Chapter XLII (Pretender & Dispatch)

2.6K 195 2
                                        

"Apa yang ingin kalian bicarakan hingga datang ke rumahku selarut ini, Hyung?"

Baik Jaemin maupun Renjun yang kini sama-sama terduduk di sofa memanjang di kamar Chenle pun hanya bisa saling melempar pandang dengan tatapan gugup. Hal tersebut semakin membuat Chenle tidak habis pikir dengan situasi macam apa yang sedang Ia alami seharian ini. Sungguh, Chenle benar-benar tidak menyangka, setelah menemukan sosok Jisung bisa berkeliaran bebas di Kediaman Zhong waktu lalu, kini Chenle harus menelan fakta lain jika kedua sahabatnya alias Jaemin dan Renjun turut berkunjung menemuinya.

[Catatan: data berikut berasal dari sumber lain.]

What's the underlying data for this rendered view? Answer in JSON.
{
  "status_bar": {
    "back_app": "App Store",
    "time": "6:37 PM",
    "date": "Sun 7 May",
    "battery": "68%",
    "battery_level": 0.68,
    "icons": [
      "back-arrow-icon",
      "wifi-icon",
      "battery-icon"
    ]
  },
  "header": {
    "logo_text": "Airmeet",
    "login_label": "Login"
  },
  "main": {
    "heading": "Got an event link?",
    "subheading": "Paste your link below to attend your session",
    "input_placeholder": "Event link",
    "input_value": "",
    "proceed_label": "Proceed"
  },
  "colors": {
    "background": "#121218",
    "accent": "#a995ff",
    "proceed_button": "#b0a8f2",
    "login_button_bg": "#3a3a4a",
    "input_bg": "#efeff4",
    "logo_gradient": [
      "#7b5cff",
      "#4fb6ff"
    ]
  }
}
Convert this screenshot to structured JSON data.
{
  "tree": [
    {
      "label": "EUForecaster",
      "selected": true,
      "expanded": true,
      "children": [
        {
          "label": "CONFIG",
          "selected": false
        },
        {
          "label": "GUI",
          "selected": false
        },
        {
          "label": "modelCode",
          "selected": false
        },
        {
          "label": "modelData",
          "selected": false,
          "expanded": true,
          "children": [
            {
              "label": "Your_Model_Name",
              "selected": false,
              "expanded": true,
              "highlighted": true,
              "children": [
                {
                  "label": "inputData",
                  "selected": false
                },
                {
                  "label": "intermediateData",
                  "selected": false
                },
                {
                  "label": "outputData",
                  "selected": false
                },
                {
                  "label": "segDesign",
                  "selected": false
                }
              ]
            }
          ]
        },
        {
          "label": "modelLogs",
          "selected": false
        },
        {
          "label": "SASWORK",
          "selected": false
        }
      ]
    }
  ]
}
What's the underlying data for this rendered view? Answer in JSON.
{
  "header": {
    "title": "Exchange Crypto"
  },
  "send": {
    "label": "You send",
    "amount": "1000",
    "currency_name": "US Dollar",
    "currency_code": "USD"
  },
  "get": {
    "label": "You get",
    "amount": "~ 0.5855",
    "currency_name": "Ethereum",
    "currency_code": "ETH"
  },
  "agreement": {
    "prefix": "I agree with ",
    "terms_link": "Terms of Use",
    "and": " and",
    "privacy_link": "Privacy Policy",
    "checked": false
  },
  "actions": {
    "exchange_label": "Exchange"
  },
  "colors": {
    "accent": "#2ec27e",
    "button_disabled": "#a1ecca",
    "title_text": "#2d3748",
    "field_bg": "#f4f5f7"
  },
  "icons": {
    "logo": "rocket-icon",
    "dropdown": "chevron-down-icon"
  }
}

Chenle bukanlah tipikal orang naif. Dengan alasan itu pula, sebenarnya Ia mampu menerka-nerka tujuan apa yang dimiliki oleh kedua sahabatnya ini hingga meluangkan waktu demi menemuinya seperti ini. Chenle juga tidak paham mengapa detail dari gerak-gerik tubuh Jaemin maupun Renjun begitu tertangkap jelas di maniknya, hingga membuatnya semakin mengukuhkan dirinya untuk tetap sejalan dengan kepura-puraan yang telah Ia ciptakan.

"Lele ya, kami—"

"Ah, sebelum itu, aku mau minta maaf, Hyung," potong Chenle seketika hingga membuat Renjun yang awalnya hendak berbicara menjadi terdiam di pertengahan kata-katanya, "Maaf karena kemarin malam tiba-tiba aku pulang ke rumah tanpa memberitahu kalian," lanjutnya diiringi sebuah senyum hingga matanya menyipit, "Ada urusan mendadak yang harus aku tangani."

Bohong.

Chenle tahu semua itu kebohongan semata, dan Ia pun juga tahu kalau kebohongan macam itu belum tentu akan diterima oleh Renjun yang kini menundukan kepalanya, atau Jaemin yang balik memandang ke arahnya dengan kedua tangan yang terkepal. Meski demikian, Chenle tetap bersikeras menekankan keinginannya untuk memendam segala detail peristiwa yang sempat mengancam nyawanya kemarin malam dengan menciptakan lebih skenario palsu. Chenle juga ingin agar ingatannya tentang sosok kedua sahabatnya yang sepertinya memiliki hubungan dengan jati diri Jisung juga turut meredam, atau jika bisa lebih baik, menghilang saja dari kepalanya.

"Chenle."

Bersamaan dengan pergerakan Jaemin yang mendadak menghampirinya hanya untuk menghambur ke arahnya dan memeluk tubuhnya dengan erat itulah, Chenle tahu bila perkiraannya tentang ketidaksetujuan sahabatnya untuk bungkam tentang peristiwa tadi malam memanglah tujuan utama Jaemin dan Renjun berkunjung ke rumahnya selarut ini.

"Lele ya, kami—"

"Hyung."

Tolong.

Hentikan.

Chenle tidak sanggup lagi untuk tidak membalas pelukan Jaemin seraya menenggelamkan wajahnya di dada salah satu sahabatnya yang sudah Ia anggap seperti keluarga sendiri itu, berbeda dengan Jaemin yang hanya bisa terdiam berkat semua itu.

"Hyung..." panggil Chenle lagi, "Biarkan aku tidak mengetahui apa-apa..." lanjutnya, "Aku..."

...masih ingin bersama kalian.

Sial.

Chenle bahkan tidak menyangka, Ia yang jarang menumpahkan air mata bisa sampai kesulitan seperti ini untuk menahan nada suaranya agar tidak bergetar.

Sial.

Apa ini rasanya menahan berbagai emosi, di saat kau sebenarnya memiliki hak untuk melampiaskan semua itu?

Sial.

Apa semenyakitkan ini menahan diri untuk berpura-pura baik-baik saja demi orang lain?

"Aku... tidak mengetahui apapun," lirih Chenle, "Mimpi kemarin malam hanyalah sekadar mimpi..." lanjutnya lagi seraya menengadahkan wajahnya pada Jaemin, "Bisakah kita membiarkannya tetap seperti itu?"